L’École Supérieure Polytechnique (ESP) de l’Université Cheikh Anta Diop de Dakar, à travers l’équipe LPAOSF du L3PI, organise, en collaboration avec l’Université de Postdam (Allemagne), un atelier scientifique international de haut niveau sur les extrêmes climatiques et de l’hydrologie. Cet événement ouvert ce mercredi 10 septembre à l’ESP rassemble d’éminents professeurs et chercheurs d’Afrique et d’Europe, ainsi que des experts nationaux issus de l’ANACIM, de la DGPRE et du Ministère en charge des inondations, aux côtés de chercheurs, doctorants et post-doctorants. Cet atelier constitue un cadre privilégié de partage d’expériences et de renforcement de la coopération internationale dans le domaine du climat et de l’hydrologie.
L’Université de Potsdam a présenté le projet conjoint DACI, une initiative qui déploie déjà un réseau de près de 115 stations météorologiques à l’est de Dakar. « Nous essayons de comprendre comment ces types d’événements extrêmes se produisent, » a-t-il expliqué. « Nous espérons construire une collaboration forte, scientifiquement et opérationnellement, pour améliorer la façon de prévoir ces événements et, peut-être, éviter que les gens aient à quitter leurs maisons. »
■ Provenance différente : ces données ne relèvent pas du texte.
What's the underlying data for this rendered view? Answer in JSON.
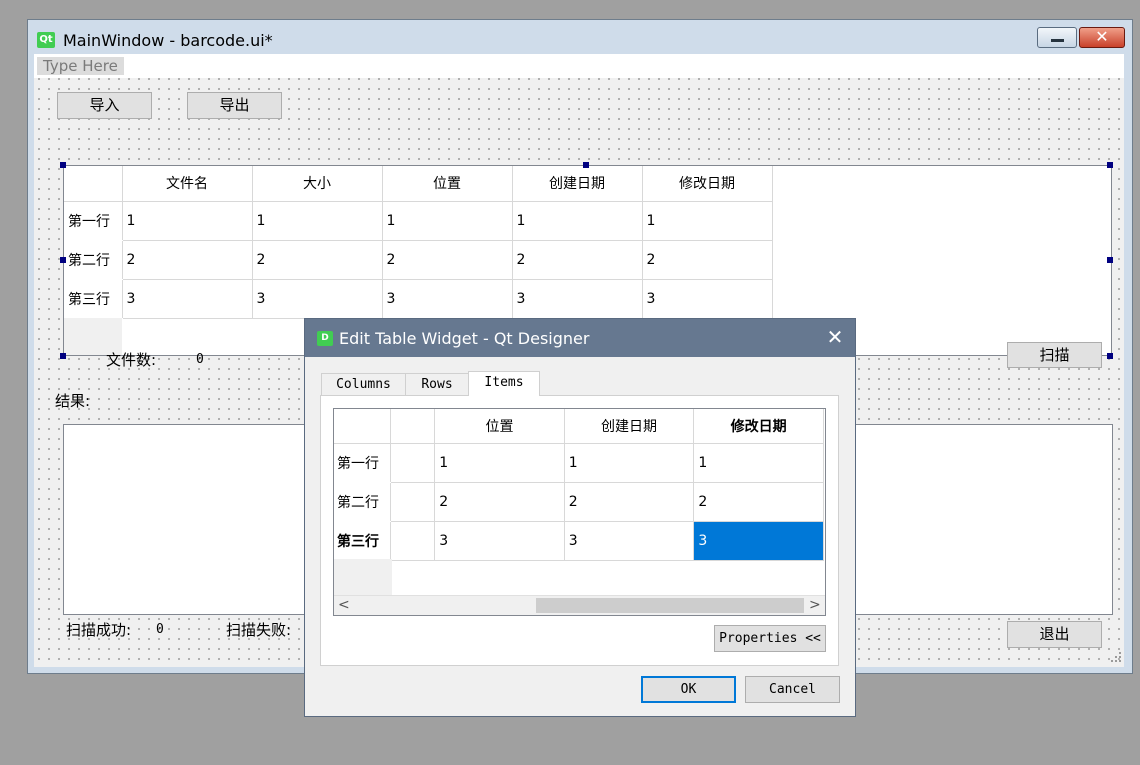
{
  "main_window": {
    "title": "MainWindow - barcode.ui*",
    "logo_text": "Qt",
    "close_glyph": "✕",
    "menu_placeholder": "Type Here",
    "buttons": {
      "import": "导入",
      "export": "导出",
      "scan": "扫描",
      "exit": "退出"
    },
    "table": {
      "columns": [
        "文件名",
        "大小",
        "位置",
        "创建日期",
        "修改日期"
      ],
      "rows": [
        {
          "header": "第一行",
          "cells": [
            "1",
            "1",
            "1",
            "1",
            "1"
          ]
        },
        {
          "header": "第二行",
          "cells": [
            "2",
            "2",
            "2",
            "2",
            "2"
          ]
        },
        {
          "header": "第三行",
          "cells": [
            "3",
            "3",
            "3",
            "3",
            "3"
          ]
        }
      ]
    },
    "labels": {
      "file_count": "文件数:",
      "file_count_value": "0",
      "result": "结果:",
      "scan_success": "扫描成功:",
      "scan_success_value": "0",
      "scan_fail": "扫描失败:"
    }
  },
  "dialog": {
    "title": "Edit Table Widget - Qt Designer",
    "logo_text": "D",
    "close_glyph": "✕",
    "tabs": [
      "Columns",
      "Rows",
      "Items"
    ],
    "active_tab": "Items",
    "table": {
      "columns": [
        "",
        "位置",
        "创建日期",
        "修改日期"
      ],
      "rows": [
        {
          "header": "第一行",
          "cells": [
            "",
            "1",
            "1",
            "1"
          ]
        },
        {
          "header": "第二行",
          "cells": [
            "",
            "2",
            "2",
            "2"
          ]
        },
        {
          "header": "第三行",
          "cells": [
            "",
            "3",
            "3",
            "3"
          ]
        }
      ],
      "selected_cell": "3"
    },
    "scroll_left": "<",
    "scroll_right": ">",
    "properties_button": "Properties <<",
    "ok_button": "OK",
    "cancel_button": "Cancel"
  },
  "colors": {
    "selection": "#0078d7",
    "dialog_titlebar": "#667890",
    "qt_green": "#41cd52"
  }
}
Climatologues, hydrologues, physiciens et ingénieurs unissent leurs expertises. Cette approche intégrée est, selon le directeur de l’ESP, la clé du succès. « C’est seulement avec des équipes multidisciplinaires de ce genre-là qu’on parviendra à résoudre définitivement le problème des inondations, » a fait savoir le Professeur Fallilou Mbacké SAMB.
Au-delà des sessions scientifiques, une table ronde avec les directions nationales et les partenaires permettra de jeter les bases d’une collaboration à long terme. L’enjeu est de taille : développer des modèles de prédiction fiables, informer les décisions politiques et, in fine, protéger les vies et les biens des millions de Sénégalais exposés aux caprices d’un climat en plein bouleversement. Les résultats de cet atelier sont attendus avec espoir, car comme l’a si bien dit le Professeur GAYE, « sans ces connaissances, rien ne suffira. »
Durant trois jours, les thématiques abordées seront d’une importance capitale pour le Sénégal et la sous-région, notamment
les extrêmes de précipitations, l’hydrologie et la gestion des ressources en eau, les inondations et leurs impacts socio-économiques.